Il risultato è l’impossibilità di usare l’esperienza umana per entrare in contatto con il mondo esterno, ridotto a una serie continua e scomposta di stimoli. Questa colonizzazione delle risorse umane non passerebbe, cioè, attraverso un’appropriazione violenta, ma sarebbe l’esito di una compromissione di capacità cognitive e percettive e di una debolezza del desiderio, dovute alla dipendenza dai dispositivi, che isola e debilita i sensi.

TUTTAVIA, possiamo immaginarci che questo scenario – che pure individua una prassi in corso – provochi una resistenza proprio da parte di quelle abilità che intende disattivare.

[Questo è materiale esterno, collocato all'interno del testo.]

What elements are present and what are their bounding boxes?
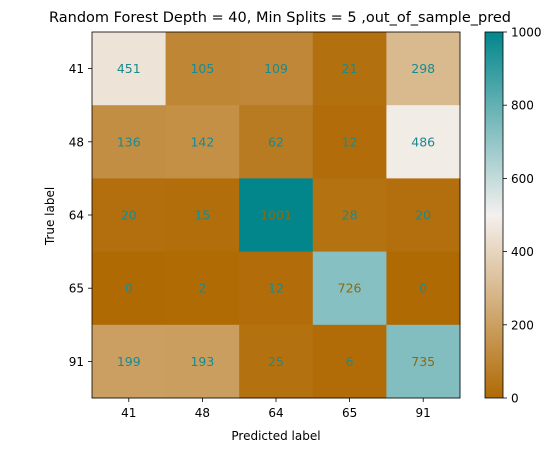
colorbar-tick-label: 200 xyxy=(511,318,534,332)
colorbar-tick-label: 0 xyxy=(511,392,519,406)
y-tick-label: 91 xyxy=(69,355,84,369)
heatmap-cell xyxy=(165,178,240,253)
heatmap-cell xyxy=(239,105,314,179)
y-axis-label: True label xyxy=(43,187,57,246)
colorbar-tick-label: 800 xyxy=(511,99,534,113)
cell-value-label: 28 xyxy=(342,208,358,223)
cell-value-label: 105 xyxy=(190,61,214,76)
cell-value-label: 451 xyxy=(117,61,141,76)
heatmap-cell xyxy=(386,178,461,253)
x-tick-label: 65 xyxy=(342,406,357,420)
colorbar xyxy=(484,31,504,399)
heatmap-cell xyxy=(239,324,314,399)
cell-value-label: 193 xyxy=(190,354,214,369)
y-tick-label: 41 xyxy=(69,62,84,76)
heatmap-cell xyxy=(92,32,167,106)
cell-value-label: 21 xyxy=(342,61,358,76)
heatmap-cell xyxy=(312,324,387,399)
chart-title: Random Forest Depth = 40, Min Splits = 5… xyxy=(49,10,511,26)
cell-value-label: 0 xyxy=(419,281,427,296)
cell-value-label: 735 xyxy=(411,354,435,369)
cell-value-label: 298 xyxy=(411,61,435,76)
cell-value-label: 199 xyxy=(117,354,141,369)
heatmap-cell xyxy=(312,178,387,253)
cell-value-label: 1001 xyxy=(260,208,292,223)
heatmap-cell xyxy=(92,251,167,326)
cell-value-label: 6 xyxy=(346,354,354,369)
heatmap-cell xyxy=(165,251,240,326)
cell-value-label: 486 xyxy=(411,134,435,149)
heatmap-cell xyxy=(312,105,387,179)
heatmap-cell xyxy=(239,32,314,106)
y-tick-label: 48 xyxy=(69,135,84,149)
x-tick-label: 48 xyxy=(195,406,210,420)
cell-value-label: 109 xyxy=(264,61,288,76)
cell-value-label: 15 xyxy=(194,208,210,223)
x-tick-label: 64 xyxy=(268,406,283,420)
heatmap-cell xyxy=(386,105,461,179)
heatmap-cell xyxy=(92,178,167,253)
cell-value-label: 20 xyxy=(121,208,137,223)
cell-value-label: 25 xyxy=(268,354,284,369)
heatmap-cell xyxy=(239,251,314,326)
cell-value-label: 0 xyxy=(125,281,133,296)
heatmap-cell xyxy=(386,251,461,326)
heatmap-cell xyxy=(312,32,387,106)
heatmap-cell xyxy=(165,324,240,399)
cell-value-label: 62 xyxy=(268,134,284,149)
cell-value-label: 2 xyxy=(198,281,206,296)
heatmap-cell xyxy=(239,178,314,253)
x-axis-label: Predicted label xyxy=(231,429,320,443)
y-axis-ticks: 41 48 64 65 91 xyxy=(69,62,92,369)
colorbar-tick-label: 600 xyxy=(511,172,534,186)
heatmap-cell xyxy=(312,251,387,326)
cell-value-label: 12 xyxy=(342,134,358,149)
cell-value-label: 142 xyxy=(190,134,214,149)
heatmap-cell xyxy=(386,32,461,106)
y-tick-label: 64 xyxy=(69,209,84,223)
heatmap-cell xyxy=(165,32,240,106)
heatmap-cell xyxy=(165,105,240,179)
y-tick-label: 65 xyxy=(69,282,84,296)
heatmap-cell xyxy=(92,105,167,179)
heatmap-cells xyxy=(92,32,461,399)
cell-value-label: 136 xyxy=(117,134,141,149)
heatmap-cell xyxy=(92,324,167,399)
x-tick-label: 41 xyxy=(121,406,136,420)
colorbar-ticks: 0 200 400 600 800 1000 xyxy=(503,26,542,406)
cell-value-label: 726 xyxy=(338,281,362,296)
colorbar-tick-label: 1000 xyxy=(511,26,542,40)
x-tick-label: 91 xyxy=(416,406,431,420)
cell-value-label: 20 xyxy=(415,208,431,223)
heatmap-cell xyxy=(386,324,461,399)
colorbar-tick-label: 400 xyxy=(511,245,534,259)
x-axis-ticks: 41 48 64 65 91 xyxy=(121,398,431,420)
cell-value-label: 12 xyxy=(268,281,284,296)
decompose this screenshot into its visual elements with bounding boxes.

Possiamo notare una lotta implicita contro il processo di standardizzazione e disciplinamento che parte dai corpi, per poi realizzarsi nelle attività cognitive e psichiche. Non fosse altro che per il carattere di maggiore complessità della reattività percettiva, in quanto primitiva e preverbale.

Crary ci indica una linea di intervento, un orientamento di un certo uso della tecnologia, volto a esautorare spirito critico e autonomia umana. Tale processo di potere/sapere, però, non interviene nel nulla, può essere regolato e deve essere negoziato. È urgente ripensare una politica delle relazioni della nostra società. Il libro si può interpretare come un avvertimento. Una spinta ad agire per riprendere l’iniziativa della società sulle tecnologie che vogliamo, la loro molteplicità, ai fini di tutelare la libertà cognitiva, psichica e percettiva delle soggettività plurali che costituiscono l’umanità.